Chinese-made drones may be sending sensitive flight data to their manufacturers in Beijing, where it can be accessed by the government there, the US Department of Homeland Security (DHS) warned in an alert.
The drones are a "potential risk to an organization's information", CNN quoted the alert from DHS's Cybersecurity and Infrastructure Security Agency, as saying on Monday.
The products "contain components that can compromise your data and share your information on a server accessed beyond the company itself".
The DHS does not name any specific manufacturers, but nearly 80 per cent of the drones used in the US and Canada come from DJI, which is headquartered in Shenzhen, China.
US local law enforcement organizations and infrastructure operators have grown to rely on drones in recent years.

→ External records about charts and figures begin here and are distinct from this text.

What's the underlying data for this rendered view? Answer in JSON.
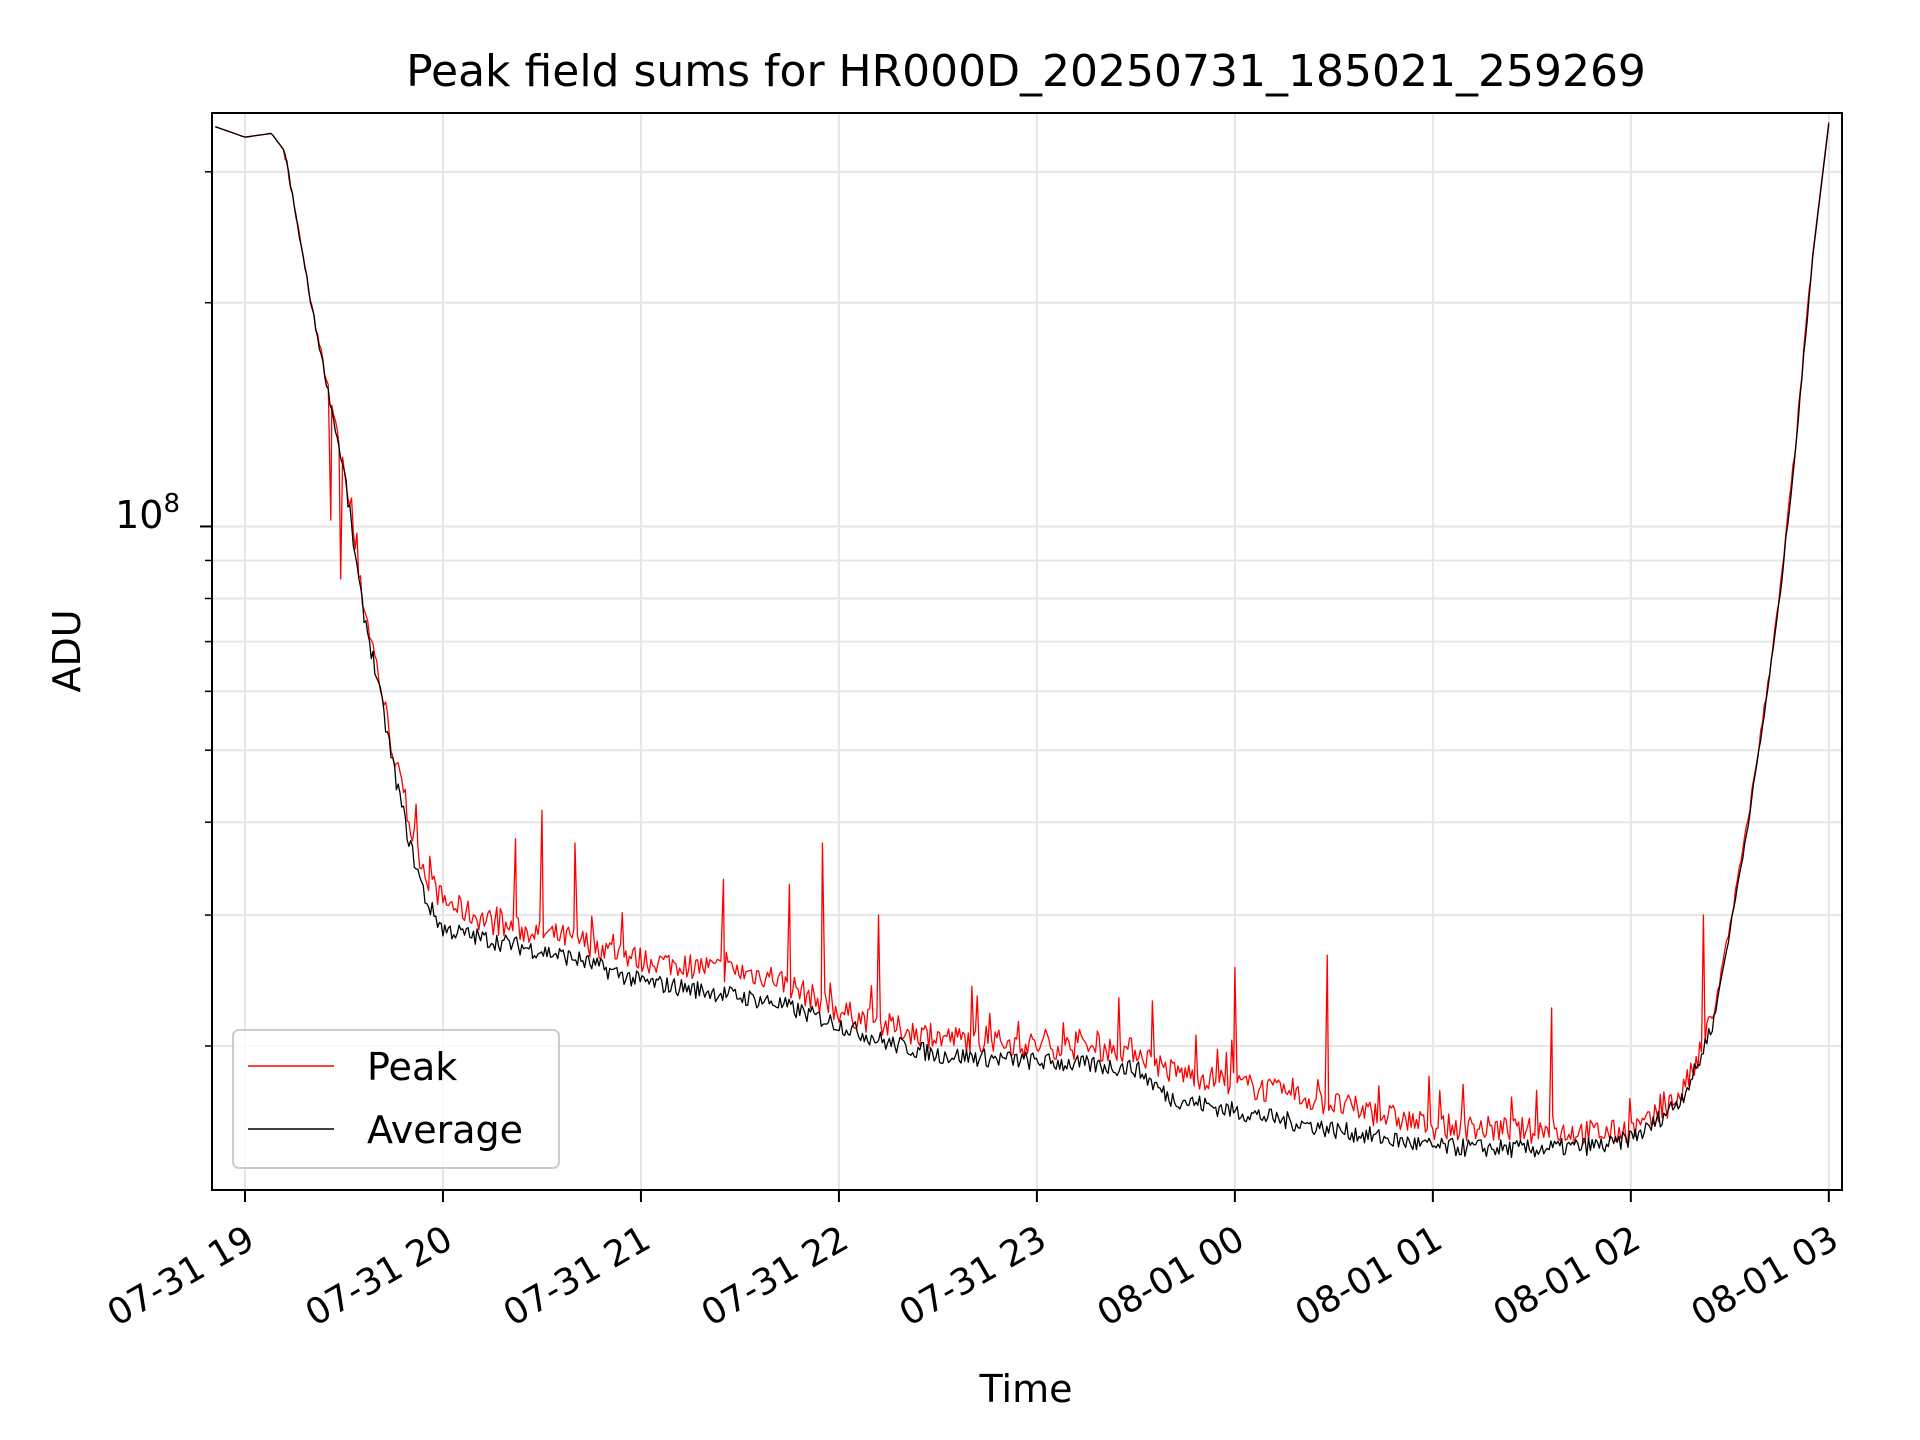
{
  "chart_data": {
    "type": "line",
    "title": "Peak field sums for HR000D_20250731_185021_259269",
    "xlabel": "Time",
    "ylabel": "ADU",
    "yscale": "log",
    "xlim": [
      "2025-07-31 18:50",
      "2025-08-01 03:04"
    ],
    "ylim": [
      12800000,
      360000000
    ],
    "x_ticks": [
      "07-31 19",
      "07-31 20",
      "07-31 21",
      "07-31 22",
      "07-31 23",
      "08-01 00",
      "08-01 01",
      "08-01 02",
      "08-01 03"
    ],
    "y_ticks": [
      {
        "base": "10",
        "exponent": "8",
        "value": 100000000
      }
    ],
    "grid": true,
    "legend_position": "lower-left",
    "series": [
      {
        "name": "Peak",
        "color": "#ff0000",
        "x": [
          "2025-07-31 18:51",
          "2025-07-31 19:00",
          "2025-07-31 19:08",
          "2025-07-31 19:12",
          "2025-07-31 19:20",
          "2025-07-31 19:30",
          "2025-07-31 19:35",
          "2025-07-31 19:40",
          "2025-07-31 19:45",
          "2025-07-31 19:50",
          "2025-07-31 19:55",
          "2025-07-31 20:00",
          "2025-07-31 20:10",
          "2025-07-31 20:20",
          "2025-07-31 20:40",
          "2025-07-31 21:00",
          "2025-07-31 21:20",
          "2025-07-31 21:40",
          "2025-07-31 22:00",
          "2025-07-31 22:15",
          "2025-07-31 22:30",
          "2025-07-31 23:00",
          "2025-07-31 23:30",
          "2025-07-31 23:40",
          "2025-08-01 00:00",
          "2025-08-01 00:30",
          "2025-08-01 01:00",
          "2025-08-01 01:30",
          "2025-08-01 01:55",
          "2025-08-01 02:05",
          "2025-08-01 02:15",
          "2025-08-01 02:20",
          "2025-08-01 02:25",
          "2025-08-01 02:30",
          "2025-08-01 02:35",
          "2025-08-01 02:40",
          "2025-08-01 02:45",
          "2025-08-01 02:50",
          "2025-08-01 02:55",
          "2025-08-01 03:00"
        ],
        "y": [
          345000000,
          334000000,
          338000000,
          320000000,
          200000000,
          120000000,
          82000000,
          64000000,
          49000000,
          39000000,
          33500000,
          31000000,
          29500000,
          28500000,
          27500000,
          25800000,
          25200000,
          24500000,
          22000000,
          21000000,
          20300000,
          19800000,
          19500000,
          18300000,
          17600000,
          16500000,
          15400000,
          15200000,
          15100000,
          15500000,
          17000000,
          18700000,
          22000000,
          29000000,
          39000000,
          55000000,
          80000000,
          130000000,
          230000000,
          350000000
        ],
        "spikes": [
          {
            "x": "2025-07-31 19:26",
            "y": 102000000
          },
          {
            "x": "2025-07-31 19:29",
            "y": 85000000
          },
          {
            "x": "2025-07-31 19:56",
            "y": 36000000
          },
          {
            "x": "2025-07-31 20:22",
            "y": 38000000
          },
          {
            "x": "2025-07-31 20:30",
            "y": 41500000
          },
          {
            "x": "2025-07-31 20:40",
            "y": 37500000
          },
          {
            "x": "2025-07-31 21:25",
            "y": 33500000
          },
          {
            "x": "2025-07-31 21:45",
            "y": 33000000
          },
          {
            "x": "2025-07-31 21:55",
            "y": 37500000
          },
          {
            "x": "2025-07-31 22:12",
            "y": 30000000
          },
          {
            "x": "2025-07-31 23:35",
            "y": 23000000
          },
          {
            "x": "2025-08-01 00:00",
            "y": 25500000
          },
          {
            "x": "2025-08-01 00:28",
            "y": 26500000
          },
          {
            "x": "2025-08-01 01:36",
            "y": 22500000
          },
          {
            "x": "2025-08-01 02:22",
            "y": 30000000
          }
        ]
      },
      {
        "name": "Average",
        "color": "#000000",
        "x": [
          "2025-07-31 18:51",
          "2025-07-31 19:00",
          "2025-07-31 19:08",
          "2025-07-31 19:12",
          "2025-07-31 19:20",
          "2025-07-31 19:30",
          "2025-07-31 19:35",
          "2025-07-31 19:40",
          "2025-07-31 19:45",
          "2025-07-31 19:50",
          "2025-07-31 19:55",
          "2025-07-31 20:00",
          "2025-07-31 20:10",
          "2025-07-31 20:20",
          "2025-07-31 20:40",
          "2025-07-31 21:00",
          "2025-07-31 21:20",
          "2025-07-31 21:40",
          "2025-07-31 22:00",
          "2025-07-31 22:15",
          "2025-07-31 22:30",
          "2025-07-31 23:00",
          "2025-07-31 23:30",
          "2025-07-31 23:40",
          "2025-08-01 00:00",
          "2025-08-01 00:30",
          "2025-08-01 01:00",
          "2025-08-01 01:30",
          "2025-08-01 01:55",
          "2025-08-01 02:05",
          "2025-08-01 02:15",
          "2025-08-01 02:20",
          "2025-08-01 02:25",
          "2025-08-01 02:30",
          "2025-08-01 02:35",
          "2025-08-01 02:40",
          "2025-08-01 02:45",
          "2025-08-01 02:50",
          "2025-08-01 02:55",
          "2025-08-01 03:00"
        ],
        "y": [
          345000000,
          334000000,
          338000000,
          320000000,
          200000000,
          118000000,
          80000000,
          62000000,
          47000000,
          37000000,
          31000000,
          28500000,
          27800000,
          27200000,
          26000000,
          24200000,
          23500000,
          22700000,
          21200000,
          20000000,
          19300000,
          18900000,
          18500000,
          16900000,
          16200000,
          15300000,
          14500000,
          14400000,
          14600000,
          15300000,
          16800000,
          18500000,
          21500000,
          28500000,
          38500000,
          54000000,
          79000000,
          128000000,
          228000000,
          348000000
        ]
      }
    ]
  }
}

"The US government has strong concerns about any technology product that takes American data into the territory of an authoritarian state that permits its intelligence services to have unfettered access to that data or otherwise abuses that access.
"Those concerns apply with equal force to certain Chinese-made (unmanned aircraft systems)-connected devices capable of collecting and transferring potentially revealing data about their operations and the individuals and entities operating them, as China imposes unusually stringent obligations on its citizens to support national intelligence activities," the alert added.
The warning from DHS follows an executive order signed by President Donald Trump last week that effectively banned US firms from using telecommunications equipment made by the Chinese company Huawei, which has drawn similar national security concerns of government spying, CNN reported.
The US and China are currently locked in a trade war that has frayed the two countries' relationship as it deteriorated in recent weeks.
US officials have raised national security concerns about Chinese-made drones also in the past.
In 2017, the US Army issued a ban the use of DJI drones, alleging that the company shared critical infrastructure and law enforcement data with the Chinese government.
Also that year, an internal report from an intelligence division of the Immigrations and Customs Enforcement agency in Los Angeles assessed that DJI was "selectively targeting government and privately owned entities within the US to expand its ability to collect and exploit sensitive US data".
In a statement on Monday, DJI said that it gives customers "full and complete control over how their data is collected, stored, and transmitted", adding that "customers can enable all the precautions DHS recommends".
DJI, which reported $2.7 billion in revenue in 2017, is best known for its popular Phantom drone. Introduced in 2013, it is the top-selling commercial drone on the market.